Take a piece of living matter and make it work better.
That’s what Frances Arnold is trying to do in a few weeks in her laboratory–what nature usually needs many years to accomplish.
A 41-year-old biochemist at the California Institute of Technology in Pasadena, Arnold is re-enacting the course of evolution at warp speed in order to develop new medicines and materials–even a better laundry detergent–faster and cheaper than is now possible.
She’s a leader in the budding science of artificial or “directed” evolution, invented less than four years ago. The idea is to imitate the natural processes described by biologist Charles Darwin in his pioneering “Origin of the Species” 140 years ago. First comes mutation to create variations, then selection of the best variants, then breeding or sexual recombination to produce a new, improved generation.
A swifter pace of evolution is of particular interest in the pharmaceutical industry, where the first company to market a new drug enjoys an enormous competitive advantage. It typically takes 10 to 12 years and costs $100 million to $300 million to develop a drug, according to Thomas Caskey, senior vice president for research at Merck Research Labs in West Point, Pa.
Besides the economics, rapid evolution helps the drug companies keep up with their enemies: bacteria and viruses that develop resistance to antibiotics by rapidly mutating themselves.

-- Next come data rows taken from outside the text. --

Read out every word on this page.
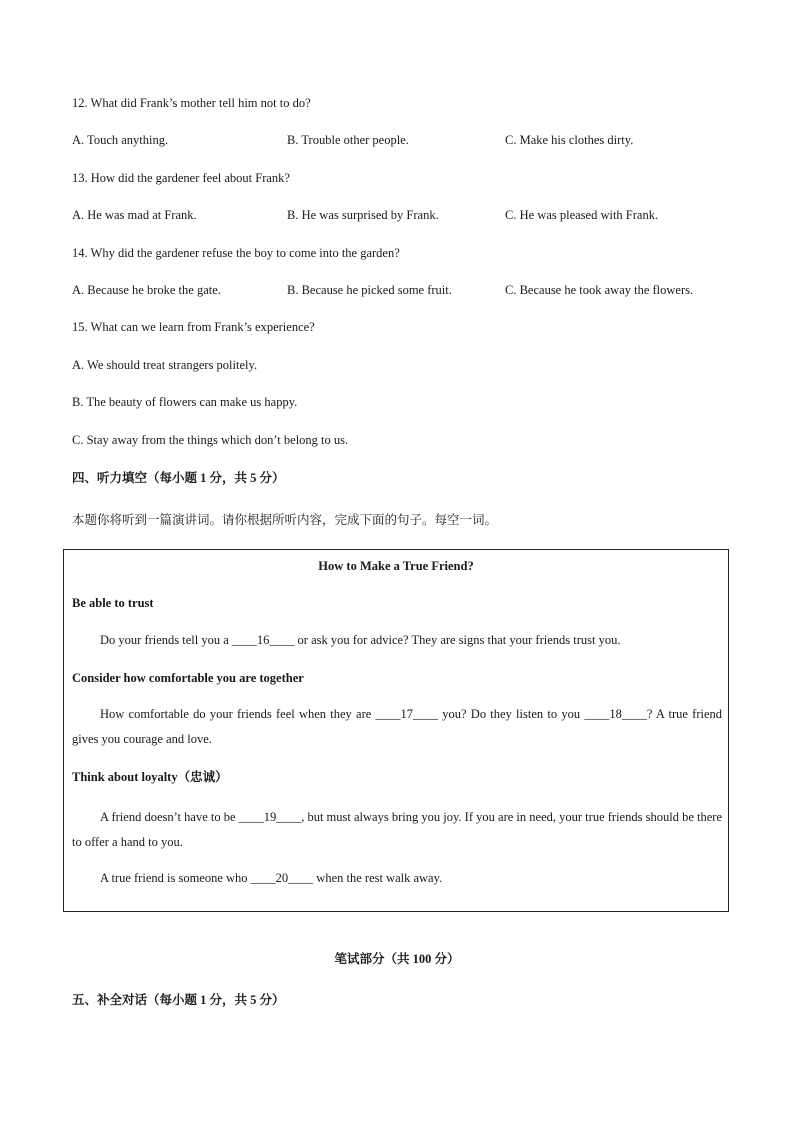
12. What did Frank’s mother tell him not to do?
A. Touch anything.	B. Trouble other people.	C. Make his clothes dirty.
13. How did the gardener feel about Frank?
A. He was mad at Frank.	B. He was surprised by Frank.	C. He was pleased with Frank.
14. Why did the gardener refuse the boy to come into the garden?
A. Because he broke the gate.	B. Because he picked some fruit.	C. Because he took away the flowers.
15. What can we learn from Frank’s experience?
A. We should treat strangers politely.
B. The beauty of flowers can make us happy.
C. Stay away from the things which don’t belong to us.
四、听力填空（每小题 1 分，共 5 分）
本题你将听到一篇演讲词。请你根据所听内容，完成下面的句子。每空一词。
How to Make a True Friend?
Be able to trust
Do your friends tell you a ____16____ or ask you for advice? They are signs that your friends trust you.
Consider how comfortable you are together
How comfortable do your friends feel when they are ____17____ you? Do they listen to you ____18____? A true friend gives you courage and love.
Think about loyalty（忠诚）
A friend doesn’t have to be ____19____, but must always bring you joy. If you are in need, your true friends should be there to offer a hand to you.
A true friend is someone who ____20____ when the rest walk away.
笔试部分（共 100 分）
五、补全对话（每小题 1 分，共 5 分）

Artificial evolution is sometimes called “molecular breeding”–a scientific euphemism for sex in a test tube. Just as selective breeding can improve the qualities of dogs, flowers, cows or rice, biologists are mating microscopic molecules to generate better products.
“We start with something functional and vary that by random variation, as nature does,” Arnold explained in a recent lecture to a science conference in Philadelphia. “We identify the beneficial effects of small changes and accumulate them. We’re mimicking natural evolution over hundreds of millions of years.”
In her laboratory, Arnold works with enzymes, proteins that change one kind of chemical molecule into another. Proteins are chains of molecules that form the building blocks of all living matter. The instructions to make a protein are carried in the DNA coiled up in the genes contained in every cell. A tiny change in a gene’s DNA is enough to modify the protein or enzyme–sometimes for better but usually for worse.
“Enzymes are masters of chemistry,” Arnold said. “They evolved over billions of years to perform specific biological functions. They make complex materials with virtually no waste.”
Trouble is, enzymes are so narrowly specialized that it’s hard to get them to do something different. Sometimes they shut down too soon or refuse to work under difficult conditions, such as heat or acidity, common in industrial settings.
Enzymes needed to produce cephalosporins, a widely used family of antibiotics, tend to break down under high temperatures. As a result, Eli Lilly & Co., the big drug manufacturer based in Indianapolis, asked Arnold’s lab to help it develop a sturdier enzyme.
Imitating natural evolution, Arnold plucked enzyme genes from a cell, broke them up and zapped them with chemicals to alter their DNA. She transplanted the variant enzymes into a set of bacteria, then she “roasted” the bacteria, picked out the ones that withstood heat best and repeated the process. After five generations, she said she had bred a strain of enzymes that were stable at temperatures up to 140 degrees Fahrenheit and performed 100 times better than the original.
“We were very impressed with her science,” said Andrew Russell, director of bioprocess research and development at Eli Lilly. “With this technology, she is able to significantly improve some properties of enzymes that will be useful to Lilly in making a drug for sale.”
Other businesses besides drug companies are also interested. Procter and Gamble of Cincinnati is drawing on Arnold’s work to develop a laundry detergent that will dissolve dirt at higher temperatures. The Dow Chemical Co. of Midland, Mich., is seeking new ways to make useful products out of oil-based substances.
According to Arnold, it is far more effective to let artificial evolution take its course than to try to consciously design a new protein.
“These are horrendously complex molecules,” she said. “We don’t dictate what the solution will be. If we use the design process that nature teaches us, we’re going to get answers that are much more interesting than our puny brains can do.”